Berbeda dengan kendaraan bermotor, seperti mobil yang diakui kemegahannya oleh masyarakat.
Tantangan juga dihadapi oleh pengusung gagasan melalui tindakan vandalisme masyarakat pada waktu itu dengan mencuri ataupun merusak sepeda yang disewakan.
Namun, pada akhirnya sistem transportasi umum ini diakui kebermanfaatannya, utamanya ketika dipergunakan seseorang untuk mencapai tujuan akhir yang tidak dilalui oleh bus ataupun transportasi umum lainnya.
Salah satu daerah yang telah menggunakan sepeda sebagai alternatif transportasi ini dapat ditemui di Kampung Inggris, Pare, Kediri.
Sebagai tempat yang banyak menjadi tujuan perantauan pelajar, mahasiswa, bahkan pekerja untuk mengasah kemampuan berbahasa inggris, Pare juga menjadi tempat ditemukannya banyak penyewaan sepeda bagi para perantau untuk berkeliling sehari-hari.
Dengan harga yang terjangkau, mereka telah dapat menggunakan jasa sewa sepeda dalam satu bulan. Terbukti, kendati terdapat penyewaan sepeda motor, penyewaan sepeda kayuh masih menjadi pilihan utama dengan alasan penggunannya yang praktis dan tidak memakan biaya lebih.
Sistem penyewaan sepeda di Pare dapat menjadi rujukan pada alternatif transportasi umum yang perlu difasilitasi oleh pemerintah disamping dapat membuka peluang bisnis, tetapi objektif utama tetap berada pada upaya untuk mengurangi potensi pemanasan global.

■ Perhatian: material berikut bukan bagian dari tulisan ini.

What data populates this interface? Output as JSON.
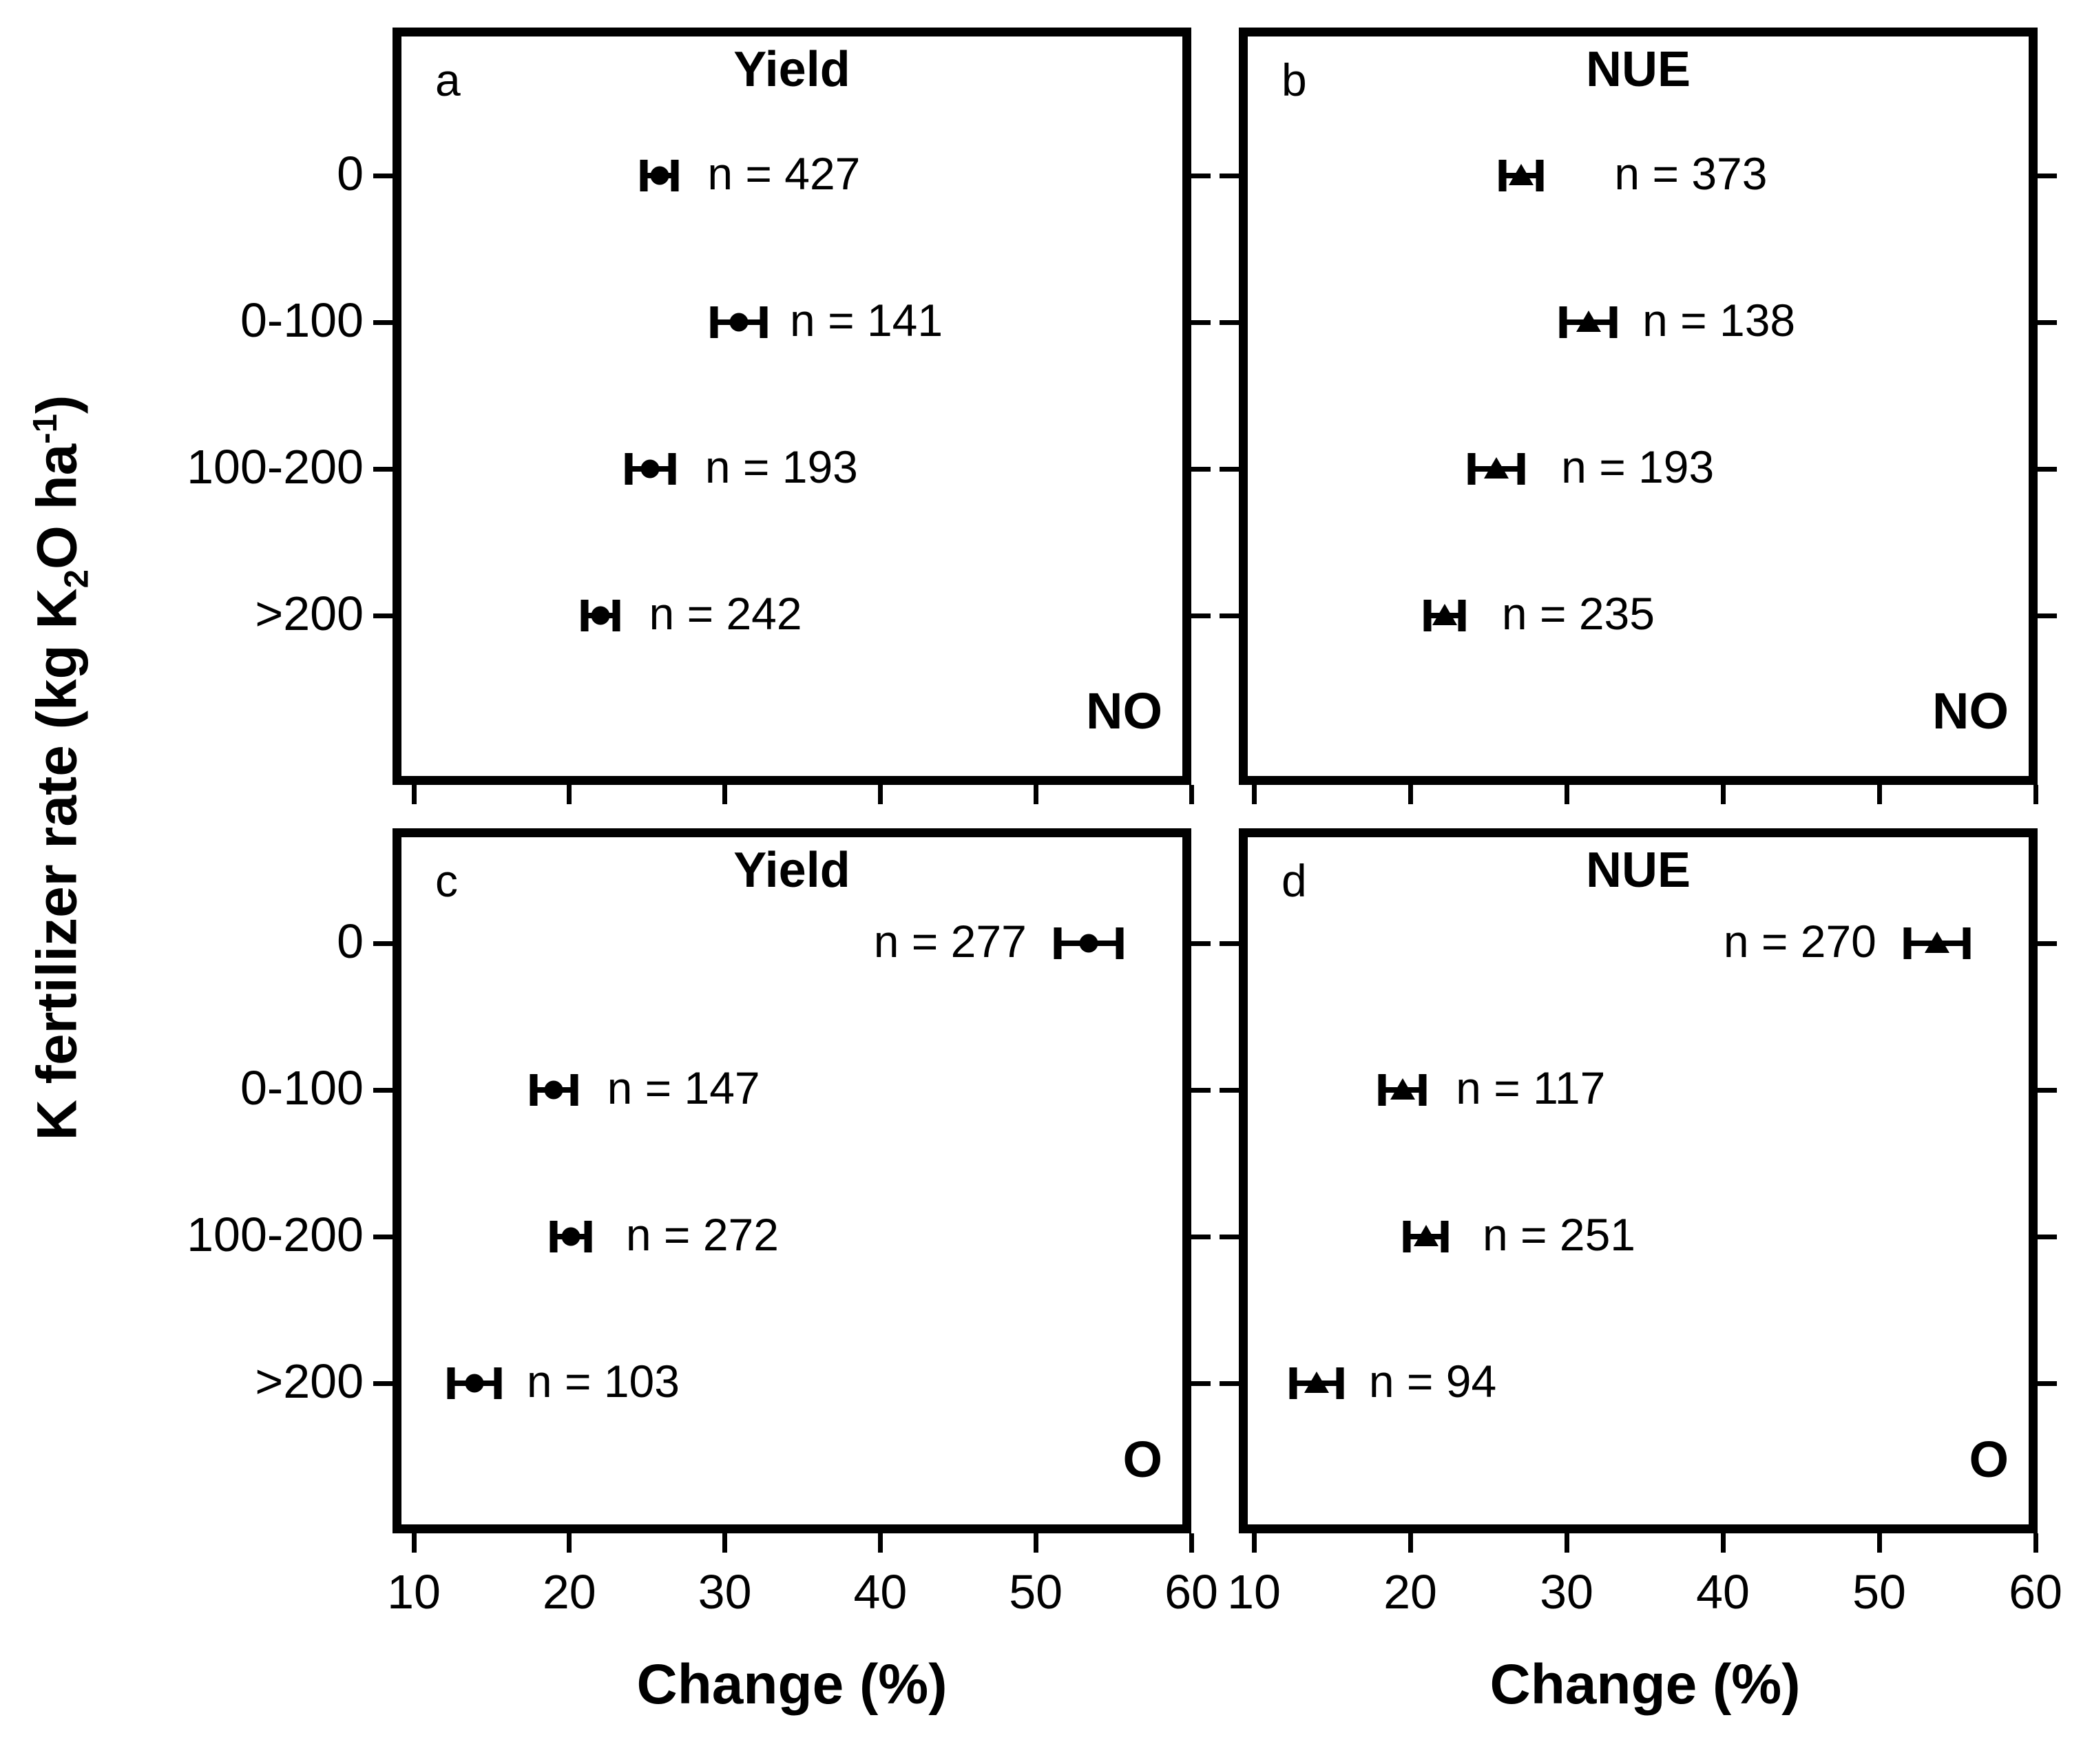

Skema ini sebetulnya juga terdapat di daerah wisata seperti Bandung ataupun Yogyakarta. Bahkan sistem ini telah dilengkapi dengan fasilitas kecanggihan teknologi yang telah tersedia di Aplikasi.
Kendati demikian, penggunaannya masih sangat minim dikarenakan hanya tersedia di Lokasi yang sentral dengan area wisatawan sehingga sistem ini belum mampu untuk dilakukan secara optimal dalam memberikan alternatif bagi seseorang dalam memilih transportasi yang nyaman.
Penelitian yang dilakukan oleh Warlina dan Hermawan (2020) juga menyebutkan bahwa perlu adanya payung anggaran dari pemerintah untuk mensukseskan program transportasi seperti ini.
Payung dukungan tersebut dapat berupa alokasi anggaran hingga perlindungan hukum yang melegitimasi sistem tersebut.
Demikian, transportasi umum dapat menjangkau kebutuhan masyarakat melalui sistem penyewaan sepeda yang terpadu.
Selain memiliki nilai ekonomis, sistem ini juga menawarkan kebermanfaatan bagi lingkungan dengan tidak berkontribusi terhadap emisi karbon seperti pada kendaraan bermotor pada umumnya.